His modernized version of the fable of the Emperor goes as follows:
Many years ago, there lived some physicists who cared much about the uniqueness of their theories. One day they heard from two swindlers that they could make the finest theory which was absolutely unique. This uniqueness, they said, also had the special capability that it was invisible to anyone who was stupid enough to accept anthropic thinking.
Of course, all the townspeople wildly praised the magnificent unique theory, afraid to admit that anthropic thoughts were inevitable, until Lenny Susskind shouted:
“String theory has an anthropic landscape”
It’s not clear who he would identify as the “two swindlers”….
According to Schellekens, the “string vacuum revolution” is on a par with the other string theory revolutions, but most people prefer to overlook it, since it has been a “slow revolution”, taking from 1986-2006. The earliest indications he finds is in Andy Strominger’s 1986 paper “Calabi-Yau manifolds with Torsion”, where he writes:
All predictive power seems to have been lost.
and in one of his own papers from 1986 where the existence of 101500 different compactifications is pointed out.

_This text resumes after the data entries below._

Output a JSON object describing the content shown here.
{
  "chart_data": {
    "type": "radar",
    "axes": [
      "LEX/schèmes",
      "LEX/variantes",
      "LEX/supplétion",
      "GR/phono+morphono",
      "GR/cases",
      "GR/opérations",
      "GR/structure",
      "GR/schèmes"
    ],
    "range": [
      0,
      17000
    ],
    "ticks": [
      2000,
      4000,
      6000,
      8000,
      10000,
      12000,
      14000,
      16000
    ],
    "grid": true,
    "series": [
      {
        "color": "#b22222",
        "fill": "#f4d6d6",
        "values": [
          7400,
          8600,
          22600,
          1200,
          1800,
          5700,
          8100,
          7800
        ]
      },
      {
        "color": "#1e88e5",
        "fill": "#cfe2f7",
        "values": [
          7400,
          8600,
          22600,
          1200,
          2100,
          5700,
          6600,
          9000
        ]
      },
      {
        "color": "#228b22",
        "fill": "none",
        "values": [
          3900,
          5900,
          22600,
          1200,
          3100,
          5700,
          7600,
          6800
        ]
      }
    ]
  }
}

Schellekens claims that “string theory has never looked better”, but he completely ignores the main question here, the one identified by Strominger in 1986 right at the beginning. If all predictive power is lost, your theory is worthless and no longer science. What anthropic landscape proponents like him need to do is to show that Strominger was wrong; that while string theory seems to have lost all predictive power, this is a mistake and there really is some way to calculate something that will give a solid, testable prediction of the theory. The String Vacuum Project is an attempt to do this, but there is no evidence beyond wishful thinking that it can lead to a real prediction. Schellekens has worked on producing lots of vacua and describing them in a “String Vacuum Markup Language”, and in his slides describes one construction that involves 45761187347637742772 possibilities. These possibilities can be analyzed to see if they contain the SM gauge groups and known particle representations, but this is a small number of discrete constraints and there is no problem to satisfy them. The problem is that one typically gets lots and lots of other stuff, and while one would like to use this to predict beyond-the-SM phenomena, there is no way to do this due to the astronomically large number of possibilities.

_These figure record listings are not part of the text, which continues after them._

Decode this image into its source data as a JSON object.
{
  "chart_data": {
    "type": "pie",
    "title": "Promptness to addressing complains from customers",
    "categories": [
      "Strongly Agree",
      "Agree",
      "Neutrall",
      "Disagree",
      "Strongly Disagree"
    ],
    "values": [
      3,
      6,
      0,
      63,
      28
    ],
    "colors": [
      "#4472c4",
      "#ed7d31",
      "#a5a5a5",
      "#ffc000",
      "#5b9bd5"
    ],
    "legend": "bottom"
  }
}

He lists goals for the future (“Explore unknown regions of the landscape”, “Establish the likelihood of SM features”, “Convince ourselves that the standard model is a plausible vacuum”), but none of these constitutes anything like a conventional scientific prediction that would allow one to test to see if what one is doing has any relation to reality. In the end, he comes up with the only real argument for the String Vacuum Project and other landscape research, that of wishful thinking:
… and maybe we get lucky.
Update: There’s a story about the String Vacuum Project in this week’s Nature by Geoff Brumfiel. It includes skeptical comments from Seiberg and yours truly, as well as Gordon Kane’s claim that:
evidence supporting string theory could emerge “within a few weeks” of the [LHC]’s start-up.
Update: At the blog Evolving Thoughts, there’s a discussion of whether theoretical physicists have now taken up a “stamp-collecting” model of how to do science. I point out that this is stamp-collecting done by people who don’t have any stamps, just some very speculative ideas about what stamps might look like.